The Brexiteers will be joyous, while the Remainers were always more agnostic about “losing” the LSE to be subsumed in an Anglo/Teutonic giant.

The merger of the two rival exchanges was aimed at spawning a giant trading powerhouse better able to compete with the big beasts across tmerlantic. Hence, the interest of the Walls Street players in gatecrashing it in the early days.

The proposed marriage’s collapse could be confirmed at the beginning of April, when the EC is due to give its final ruling. But it is difficult to not conclude it is already dead in the water.

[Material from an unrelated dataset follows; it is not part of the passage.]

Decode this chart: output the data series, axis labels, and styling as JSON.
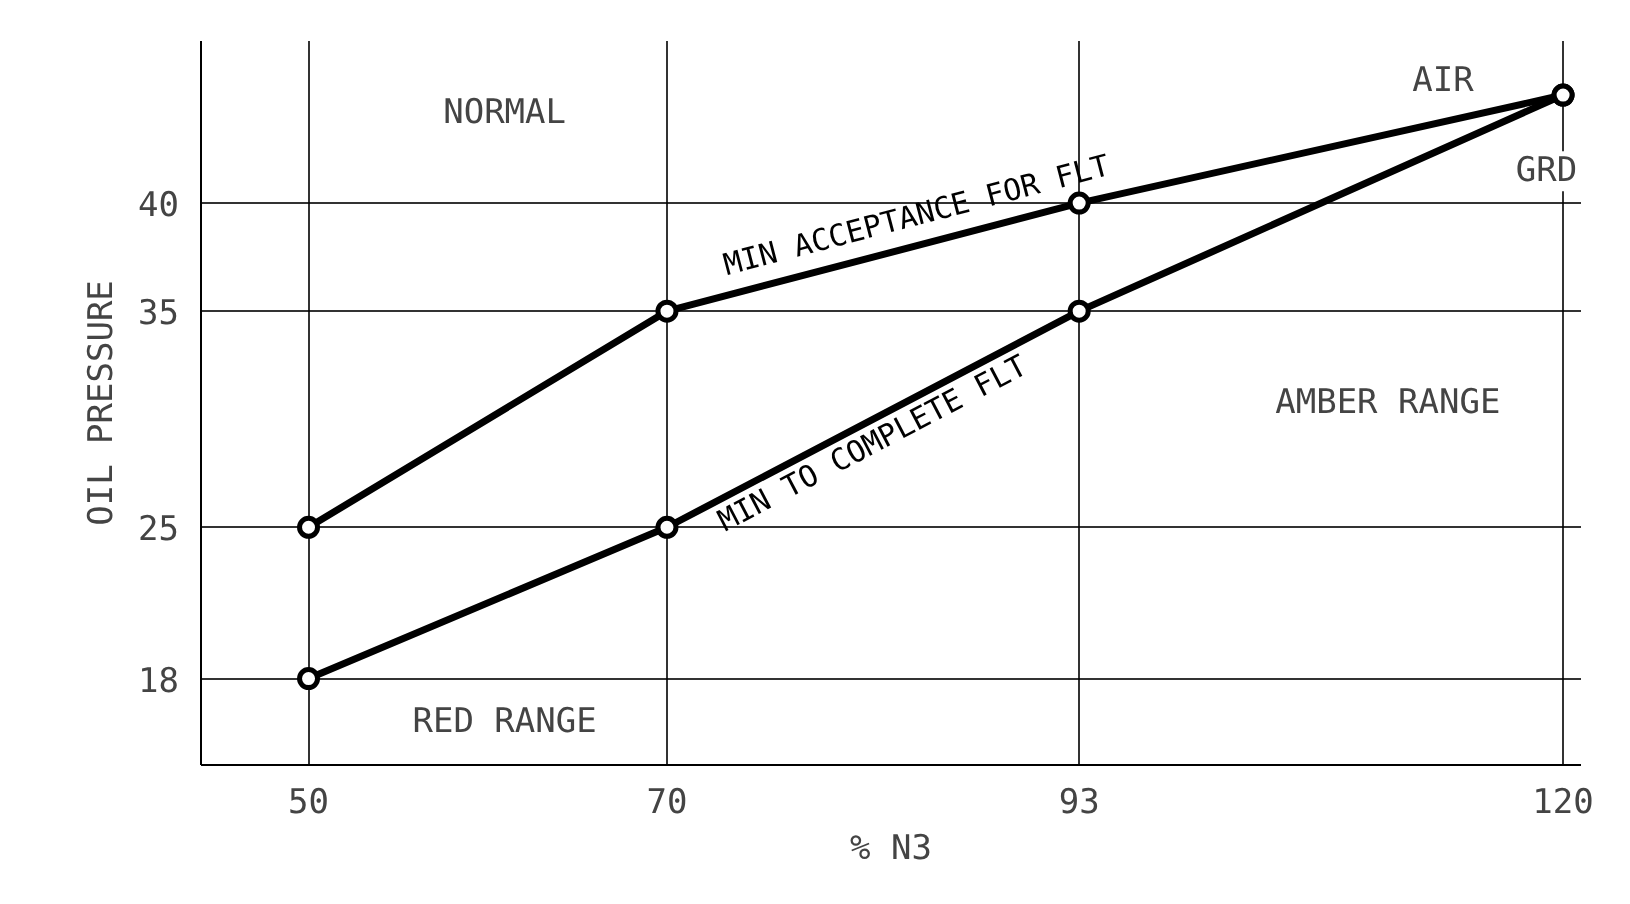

Formal talks with rival suitors woud be unlikely to begin before then, but that would not preclude private, preliminary phone talks, analysts were saying last night. Rolet must be shocked. This achievement was meant to be the cherry on the cake of a long and successful career, not least in expanding the LSE’s operations since the former Goldman Sachs banker joined in May 2009. Likewise, at DB, chief executive Carsten Kengeter’s dream is now a thing of shreds and patches. Kengeter is also under investigation by German prosecutors into a share transaction made in December, but he continues to receive backing from Deutsche Borse’s supervisory board.

A panoply of 11 top banks and brokers were involved in giving advice to the protagonists, and they also leave the field with bruises and more prosaic fees than the $100 million some estimated for a successful consummation.

In a shock statement on Sunday night, presumably after spending a weekend mulling a decision probably taken by the EC on Friday, the LSE put out a brief statment saying: “Based on the commission’s current position, LSE believes that the commission is unlikely to provide clearance for the merger.

“Nevertheless, the LSE board remains convinced of the strategic benefits of the merger and recognises the strong support from shareholders for the transaction. LSE will continue to take steps to seek to implement the merger.”

Analysts said somewhat dismissively yesterday that this was largely whistling in the dark mixed with top management at the London and Frankfurt bourses “still obviously being in something of denial”, as one City guru phrased it.